What else would I need to upload the code to the atmega328? An USBASP? I already have an Arduino Uno.
 
Hey, this is cool that you are porting your code to the same layout. I don't understand how R1 and R2 are wired on your board though.
I'm not sure what you mean. Are you talking about resistors R1 and R2? If so, they are in parallel and are only there for current limiting in case of a short circuit in the controller cable.


What else would I need to upload the code to the atmega328? An USBASP? I already have an Arduino Uno.
If you are planning on running the code on an Uno, you can just upload the sketch directly to the Uno through serial. If you are going to use either of my custom PCB designs you will need to us an ISP programmer to burn the code to the chip, and set it to use the internal 8mhz oscillator. You can use a USBASP or you can use the "Arduino as ISP" sketch on an Uno.

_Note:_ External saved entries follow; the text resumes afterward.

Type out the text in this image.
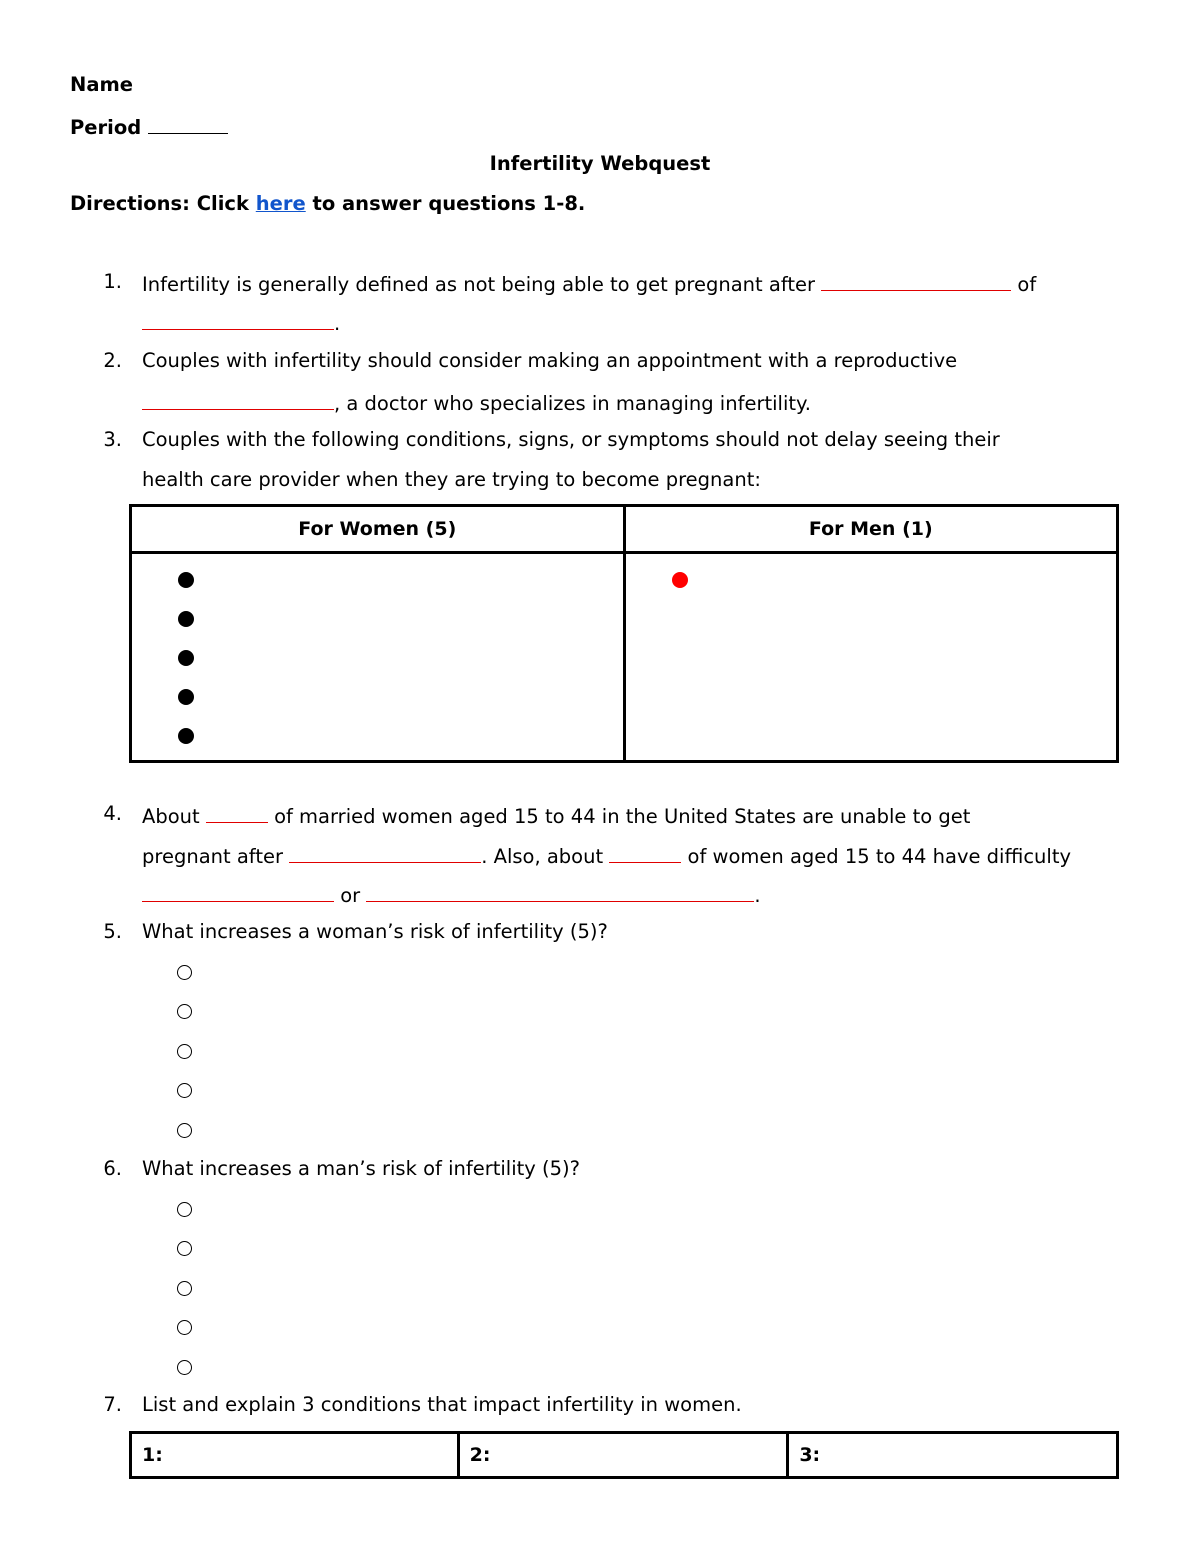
Name
Period
Infertility Webquest
Directions: Click here to answer questions 1-8.
1. Infertility is generally defined as not being able to get pregnant after	of
.
2. Couples with infertility should consider making an appointment with a reproductive
, a doctor who specializes in managing infertility.
3. Couples with the following conditions, signs, or symptoms should not delay seeing their
health care provider when they are trying to become pregnant:
For Women (5)	For Men (1)

4. About	of married women aged 15 to 44 in the United States are unable to get
pregnant after	. Also, about	of women aged 15 to 44 have difficulty
or	.
5. What increases a woman’s risk of infertility (5)?
6. What increases a man’s risk of infertility (5)?
7. List and explain 3 conditions that impact infertility in women.
1:	2:	3:
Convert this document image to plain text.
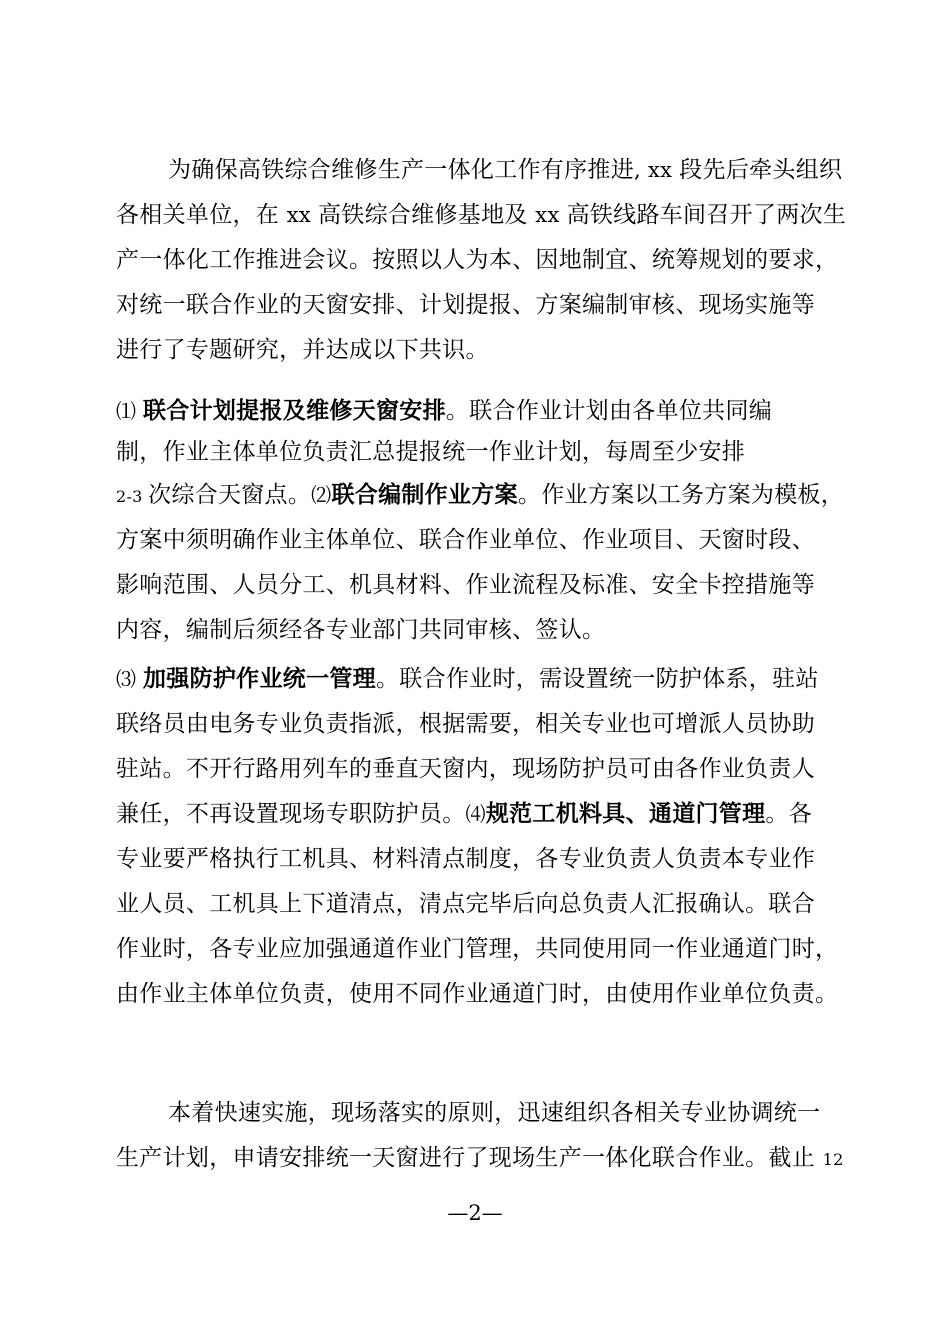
为确保高铁综合维修生产一体化工作有序推进, xx 段先后牵头组织
各相关单位，在 xx 高铁综合维修基地及 xx 高铁线路车间召开了两次生
产一体化工作推进会议。按照以人为本、因地制宜、统筹规划的要求，
对统一联合作业的天窗安排、计划提报、方案编制审核、现场实施等
进行了专题研究，并达成以下共识。

⑴ 联合计划提报及维修天窗安排。联合作业计划由各单位共同编
制，作业主体单位负责汇总提报统一作业计划，每周至少安排
2-3 次综合天窗点。⑵联合编制作业方案。作业方案以工务方案为模板，
方案中须明确作业主体单位、联合作业单位、作业项目、天窗时段、
影响范围、人员分工、机具材料、作业流程及标准、安全卡控措施等
内容，编制后须经各专业部门共同审核、签认。

⑶ 加强防护作业统一管理。联合作业时，需设置统一防护体系，驻站
联络员由电务专业负责指派，根据需要，相关专业也可增派人员协助
驻站。不开行路用列车的垂直天窗内，现场防护员可由各作业负责人
兼任，不再设置现场专职防护员。⑷规范工机料具、通道门管理。各
专业要严格执行工机具、材料清点制度，各专业负责人负责本专业作
业人员、工机具上下道清点，清点完毕后向总负责人汇报确认。联合
作业时，各专业应加强通道作业门管理，共同使用同一作业通道门时，
由作业主体单位负责，使用不同作业通道门时，由使用作业单位负责。

本着快速实施，现场落实的原则，迅速组织各相关专业协调统一
生产计划，申请安排统一天窗进行了现场生产一体化联合作业。截止 12

—2—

You will want to install "Minicore" in your boards manager to make it easy to set everything up properly for your chip.
 
@Arthrimus , sir...can top3000 be used instead USBASP? Thanks
Unfortunately I don't have a top3000 so I don't know if Atmegas are supported or how to set up the programmer to write the correct fuse bytes. Maybe someone else has experience with this?
I can open the Top3000 and search for the Atmega chip , and see if these are supported...
 
I've not tested with this particular item however can tell you that the Top3000 does indeed program Atmel chips and is able to set fuse bits.

Personally I use my Mini Pro to program Atmel chips and specify fuse settings, works great and it opens INO files fine. Again, I've not tested with this adapter as I'm still awaiting PCBs to arrive.

My chosen USB ISP software is unable to read INO files and requires HEX or BIN files otherwise I'd have used it with my ISP programmer.